SEARCH

SEARCH BY CITATION

Recent advances in neuroimaging technology have given us the ability to detect brain function in vivo, noninvasively. Functional magnetic resonance imaging (fMRI) and positron emission tomography (PET) are the most widely used neuroimaging tools that provide brain maps of physiological changes (regional cerebral blood flow and/or regional cerebral blood oxygenation) as the brain responds to various stimuli. Presently, the typical human brain map obtained by these neuroimaging techniques, particularly fMRI, can achieve spatial resolution of ∼1 mm and temporal resolution of ∼1 second. These high resolution brain maps make it possible to study the dynamic features of the brain's physiological function.

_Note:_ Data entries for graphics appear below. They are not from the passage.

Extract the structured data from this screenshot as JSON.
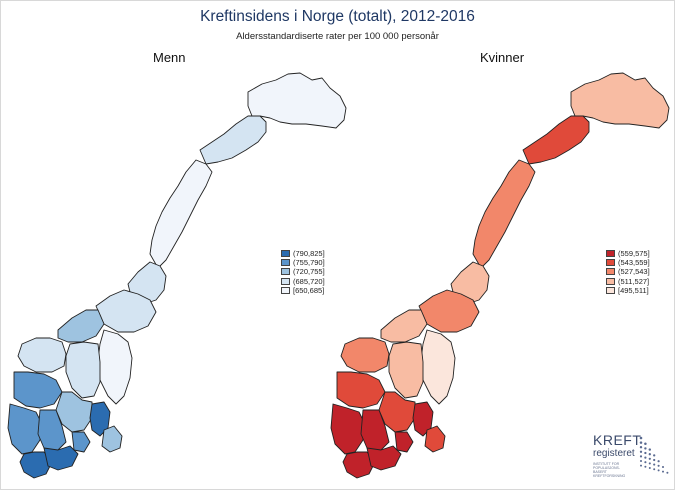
{
  "title": "Kreftinsidens i Norge (totalt), 2012-2016",
  "subtitle": "Aldersstandardiserte rater per 100 000 personår",
  "panels": {
    "men": {
      "label": "Menn",
      "legend": [
        "(790,825]",
        "(755,790]",
        "(720,755]",
        "(685,720]",
        "[650,685]"
      ],
      "colors": [
        "#2b6cb0",
        "#5c95cb",
        "#9ec3e0",
        "#d4e4f2",
        "#f1f5fb"
      ]
    },
    "women": {
      "label": "Kvinner",
      "legend": [
        "(559,575]",
        "(543,559]",
        "(527,543]",
        "(511,527]",
        "[495,511]"
      ],
      "colors": [
        "#c0222a",
        "#e04a3a",
        "#f2876a",
        "#f8bca3",
        "#fbe6dc"
      ]
    }
  },
  "logo": {
    "kreft": "KREFT",
    "registeret": "registeret",
    "small_1": "INSTITUTT FOR POPULASJONS-",
    "small_2": "BASERT KREFTFORSKNING"
  }
}
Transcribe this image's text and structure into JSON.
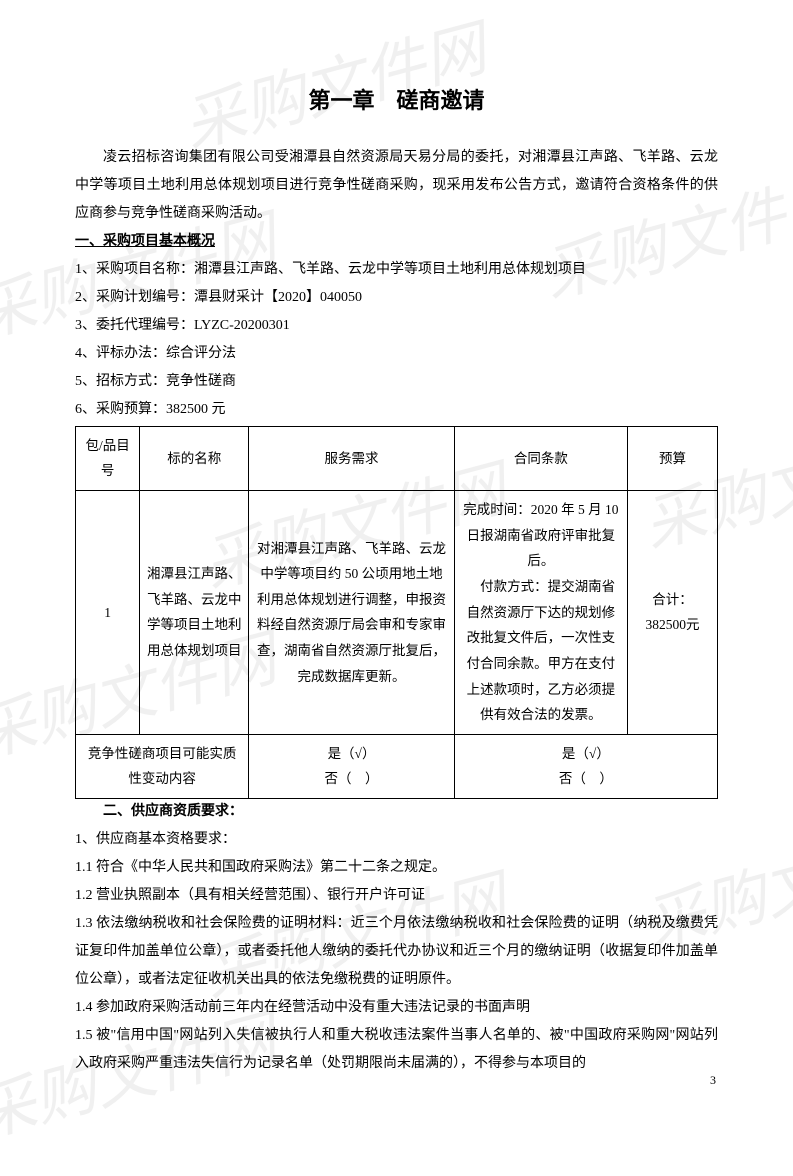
{
  "watermark_text": "采购文件网",
  "chapter_title": "第一章　磋商邀请",
  "intro": "凌云招标咨询集团有限公司受湘潭县自然资源局天易分局的委托，对湘潭县江声路、飞羊路、云龙中学等项目土地利用总体规划项目进行竞争性磋商采购，现采用发布公告方式，邀请符合资格条件的供应商参与竞争性磋商采购活动。",
  "section1_heading": "一、采购项目基本概况",
  "items": {
    "i1": "1、采购项目名称：湘潭县江声路、飞羊路、云龙中学等项目土地利用总体规划项目",
    "i2": "2、采购计划编号：潭县财采计【2020】040050",
    "i3": "3、委托代理编号：LYZC-20200301",
    "i4": "4、评标办法：综合评分法",
    "i5": "5、招标方式：竞争性磋商",
    "i6": "6、采购预算：382500 元"
  },
  "table": {
    "headers": {
      "h1": "包/品目号",
      "h2": "标的名称",
      "h3": "服务需求",
      "h4": "合同条款",
      "h5": "预算"
    },
    "row1": {
      "c1": "1",
      "c2": "湘潭县江声路、飞羊路、云龙中学等项目土地利用总体规划项目",
      "c3": "对湘潭县江声路、飞羊路、云龙中学等项目约 50 公顷用地土地利用总体规划进行调整，申报资料经自然资源厅局会审和专家审查，湖南省自然资源厅批复后，完成数据库更新。",
      "c4": "完成时间：2020 年 5 月 10日报湖南省政府评审批复后。\n　付款方式：提交湖南省自然资源厅下达的规划修改批复文件后，一次性支付合同余款。甲方在支付上述款项时，乙方必须提供有效合法的发票。",
      "c5": "合计：382500元"
    },
    "row2": {
      "label": "竞争性磋商项目可能实质性变动内容",
      "yes": "是（√）",
      "no": "否（　）",
      "yes2": "是（√）",
      "no2": "否（　）"
    }
  },
  "section2_heading": "二、供应商资质要求：",
  "req": {
    "r1": "1、供应商基本资格要求：",
    "r1_1": "1.1 符合《中华人民共和国政府采购法》第二十二条之规定。",
    "r1_2": "1.2 营业执照副本（具有相关经营范围）、银行开户许可证",
    "r1_3": "1.3 依法缴纳税收和社会保险费的证明材料：近三个月依法缴纳税收和社会保险费的证明（纳税及缴费凭证复印件加盖单位公章），或者委托他人缴纳的委托代办协议和近三个月的缴纳证明（收据复印件加盖单位公章），或者法定征收机关出具的依法免缴税费的证明原件。",
    "r1_4": "1.4 参加政府采购活动前三年内在经营活动中没有重大违法记录的书面声明",
    "r1_5": "1.5 被\"信用中国\"网站列入失信被执行人和重大税收违法案件当事人名单的、被\"中国政府采购网\"网站列入政府采购严重违法失信行为记录名单（处罚期限尚未届满的），不得参与本项目的"
  },
  "page_number": "3"
}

Most recently, both fMRI and PET have been used to study human brain response to food intake. These neuroimaging studies have demonstrated that a significant difference exists in the response to the food intake between obese and lean people (1) (2). These differences include brain activity locations as well as timing and strength of the brain response. Gautier et al. (3), in this issue of Obesity Research, report additional evidence, using PET, to show different brain activity in obese and lean women in response to satiation. Although the phenomenon of different responses to food intake between obese and lean people was found, the exact mechanism causing this difference is not yet fully understood.

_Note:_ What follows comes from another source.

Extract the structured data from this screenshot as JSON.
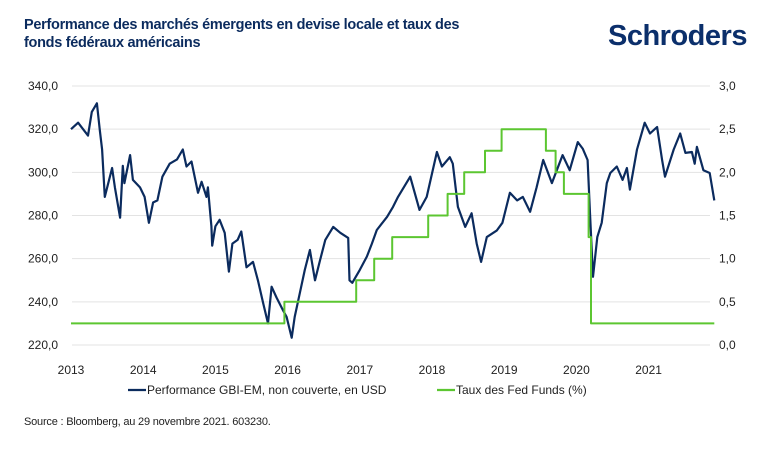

To understand the etiology of obesity, it is important to determine the role of the central nervous system in regulating eating behavior. It is well know that the hypothalamus plays a crucial role in basic life processes like feeding and drinking. In a previous study performed in our laboratory, we studied the effects of eating and focused on the correlation between fasting plasma insulin and a transient hypothalamic response (4). Our results suggest that circulating insulin levels modulate the brain activity that controls food intake, and this regulatory mechanism may be impaired in obese people (1) (2) (3). For more than two decades, insulin has been thought to be directly involved in regulating the central satiety signal (5) (6). Although studies in rats have demonstrated direct effects of insulin on the hypothalamic control of feeding (7), evidence in humans is still lacking. The important finding in the previous studies is a delay of the hypothalamic response after glucose intake (∼10 minutes in normal subjects and longer in obese subjects). Because the secretion of insulin increases immediately after a meal (8), our data suggest that insulin release may modulate the later brain response and that obese people may show a temporal discordance during these processes.

Correlation studies, in principle, cannot define a direct effect (i.e., insulin release may cause the hypothalamic response, the hypothalamic response may cause insulin release, or they may be parallel but independent). Rather, the question must be resolved by establishing a double dissociation of these events. That is, we need to block insulin release while testing for the hypothalamic response and, conversely, block the hypothalamic response while monitoring for insulin release. These experiments will be complicated, with many possible confounders, such as leptin levels, and will best be performed in animal models. Thus, it is very important that we have demonstrated a similar effect in an animal model, i.e., in rats (9). A possible next step is to chemically ablate the pancreatic β-cells of a rat (e.g., using streptozotocin) and repeat the imaging experiment to see whether the hypothalamic response remains intact. The results from future animal studies will likely answer the question of how the differential brain responses to the food intake between obese and lean subjects are related to the pathophysiology of obesity.

In short, neuroimaging studies from several laboratories have demonstrated that significantly different brain activity occurs in response to food intake between obese and lean subjects. Further exploration of the underlying mechanism that causes the difference may enhance our insight into obesity and its development.